Saint of the day untuk 16 Februari: kisah San Gilberto

Gilberto lahir di Sempringham, Inggris, dari keluarga kaya, tetapi mengikuti jalan yang sangat berbeda dari apa yang diharapkan darinya sebagai putra seorang ksatria Norman. Dikirim ke Prancis untuk pendidikan tingginya, dia memutuskan untuk melanjutkan studi seminari. Dia kembali ke Inggris belum ditahbiskan sebagai imam, dan mewarisi beberapa properti dari ayahnya. Tapi Gilberto menghindari kehidupan mudah yang bisa dia jalani dalam situasi seperti itu. Sebaliknya dia menjalani hidup sederhana di paroki, berbagi sebanyak mungkin dengan orang miskin. Setelah penahbisan imamat dia melayani sebagai pendeta di Sempringham. Di antara para jemaah ada tujuh wanita muda yang telah menyatakan keinginannya untuk hidup dalam kehidupan religius. Sebagai tanggapan, Gilberto membangun rumah yang berdekatan dengan gereja untuk mereka. Di sana mereka menjalani kehidupan yang keras, tetapi kehidupan yang menarik semakin banyak nomor; pada akhirnya suster awam dan bruder awam ditambahkan untuk mengerjakan tanah itu. Ordo religius yang terbentuk akhirnya dikenal sebagai Gilbertini, meskipun Gilbert berharap Ordo Cistercian atau ordo lain yang ada akan mengambil tanggung jawab untuk menetapkan aturan hidup bagi orde baru. Gilbertini, satu-satunya ordo religius asal Inggris yang didirikan selama Abad Pertengahan, terus berkembang pesat. Tetapi perintah itu berakhir ketika Raja Henry VIII membubarkan semua biara Katolik.

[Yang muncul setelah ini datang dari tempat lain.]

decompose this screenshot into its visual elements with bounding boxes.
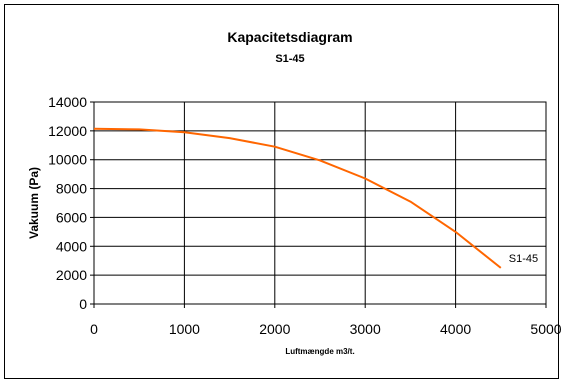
chart-title: Kapacitetsdiagram [227,29,352,45]
series-label: S1-45 [509,253,538,265]
y-tick-label: 8000 [56,181,87,197]
y-tick-label: 14000 [48,94,87,110]
x-tick-label: 4000 [440,321,471,337]
x-tick-label: 0 [90,321,98,337]
y-axis-ticks: 0 2000 4000 6000 8000 10000 12000 14000 [48,94,94,312]
chart-subtitle: S1-45 [275,53,304,65]
x-tick-label: 1000 [169,321,200,337]
y-tick-label: 2000 [56,267,87,283]
chart-frame [4,4,559,379]
x-axis-ticks: 0 1000 2000 3000 4000 5000 [90,304,562,337]
x-axis-label: Luftmængde m3/t. [285,347,354,356]
y-axis-label: Vakuum (Pa) [27,167,41,239]
series-line [93,127,502,269]
y-tick-label: 6000 [56,209,87,225]
y-tick-label: 12000 [48,123,87,139]
plot-area [93,101,547,305]
x-tick-label: 3000 [350,321,381,337]
x-tick-label: 2000 [259,321,290,337]
grid [93,101,547,305]
y-tick-label: 4000 [56,238,87,254]
series-group: S1-45 [93,127,538,269]
x-tick-label: 5000 [530,321,561,337]
y-tick-label: 0 [79,296,87,312]
y-tick-label: 10000 [48,152,87,168]
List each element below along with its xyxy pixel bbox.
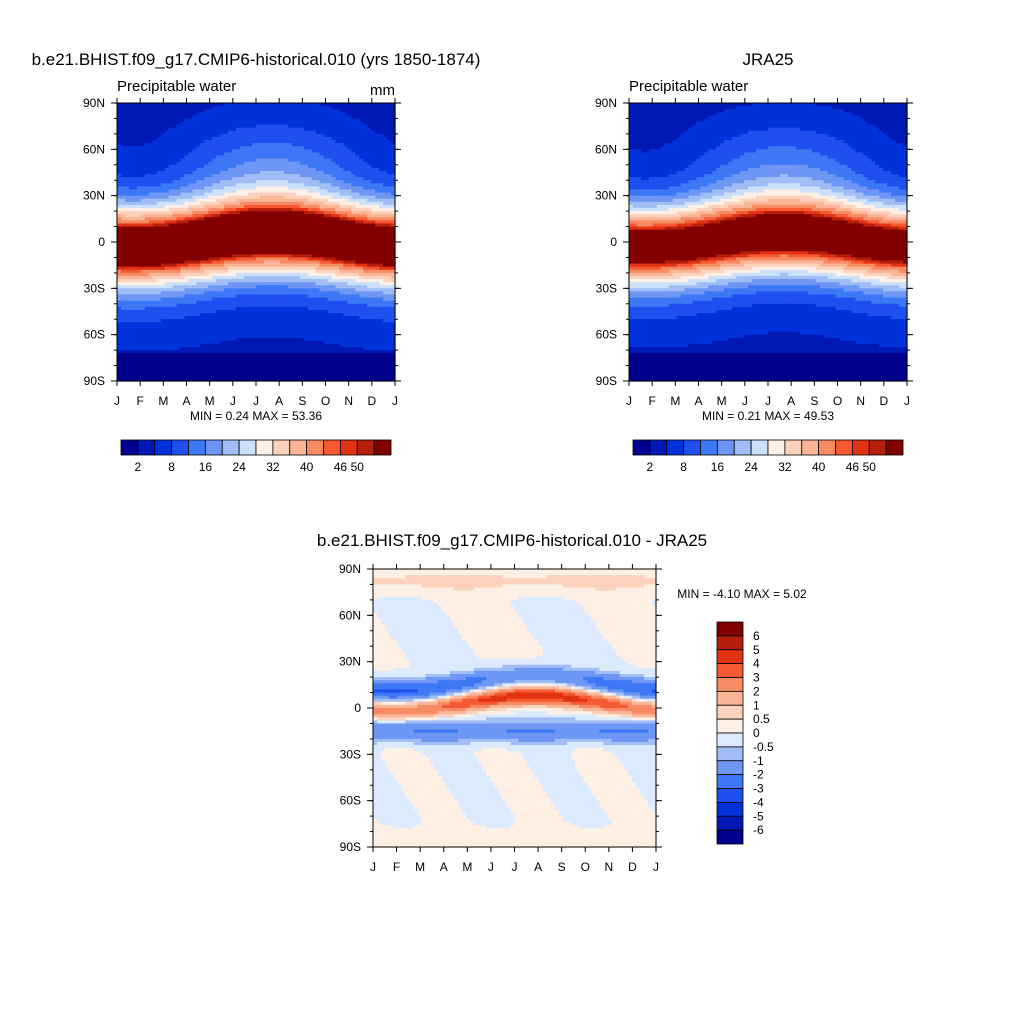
panel-model-variable-label: Precipitable water (117, 78, 236, 95)
panel-model: b.e21.BHIST.f09_g17.CMIP6-historical.010… (32, 50, 481, 474)
panel-model-units-label: mm (370, 82, 395, 99)
panel-model-field (117, 103, 396, 382)
panel-model-title: b.e21.BHIST.f09_g17.CMIP6-historical.010… (32, 50, 481, 69)
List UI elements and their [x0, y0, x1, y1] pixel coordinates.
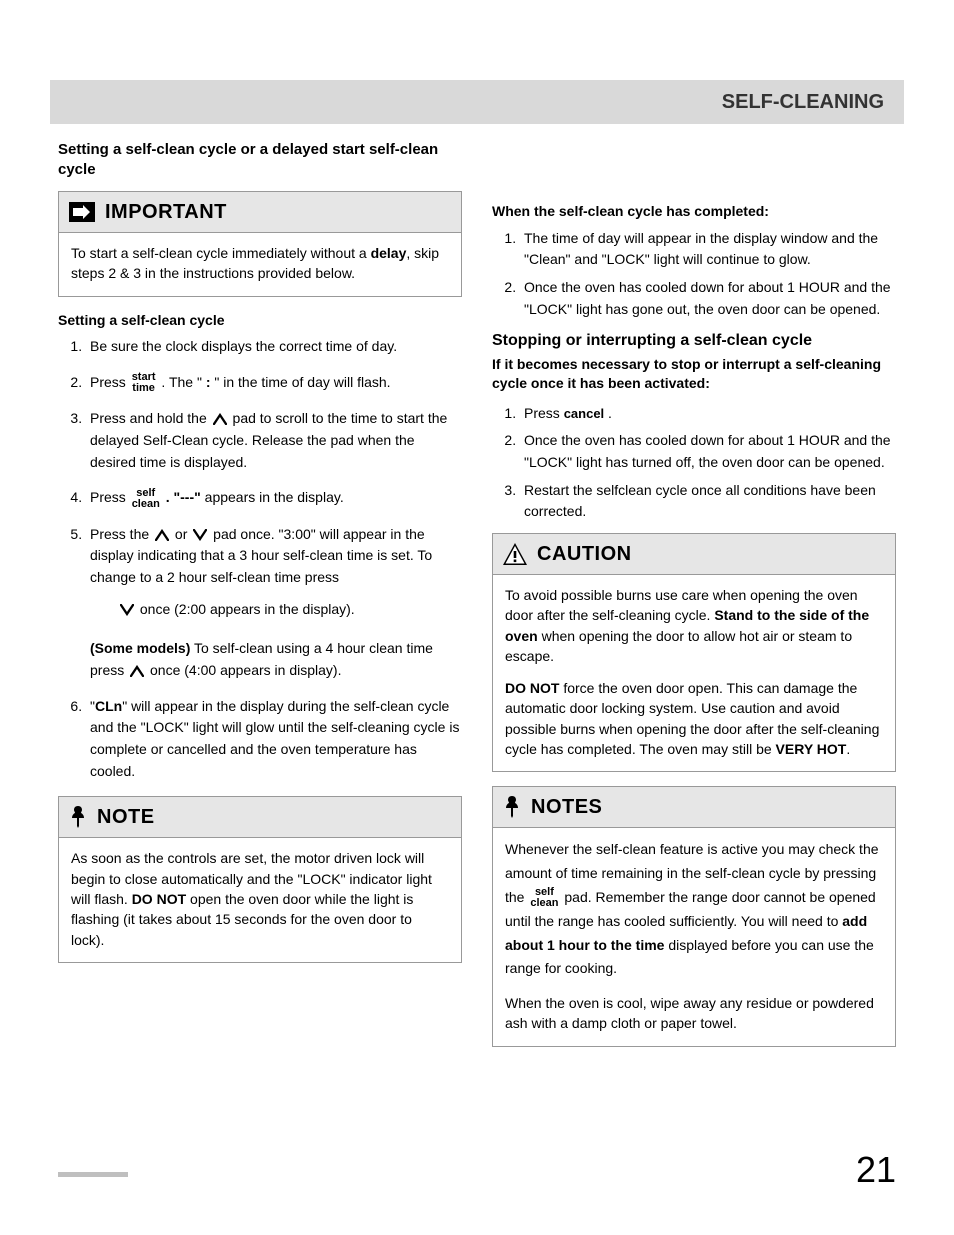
list-item: Once the oven has cooled down for about …	[520, 277, 896, 320]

Selama bertahun-tahun kebiasaan khusus telah berkembang di rumah-rumah ordo yang disebut "hidangan Tuhan Yesus". Porsi terbaik dari makan malam diletakkan di atas piring khusus dan dibagikan kepada orang miskin, mencerminkan kepedulian Gilbert terhadap yang kurang beruntung. Sepanjang hidupnya Gilberto hidup dengan cara yang sederhana, mengkonsumsi sedikit makanan dan menghabiskan sebagian besar malam dengan berdoa. Terlepas dari kerasnya kehidupan seperti itu, dia meninggal lebih dari 100 tahun. Refleksi: ketika dia memasuki kekayaan ayahnya, Gilberto bisa menjalani kehidupan mewah, seperti yang dilakukan oleh banyak pendeta lainnya pada saat itu. Sebaliknya, dia memilih untuk membagi kekayaannya dengan orang miskin. Kebiasaan menarik dalam mengisi "hidangan Tuhan Yesus" di biara-biara yang didirikannya mencerminkan kepeduliannya. Operasi Rice Bowl hari ini menggemakan kebiasaan itu: makan makanan yang lebih sederhana dan membiarkan perbedaan dalam tagihan belanjaan membantu memberi makan mereka yang lapar.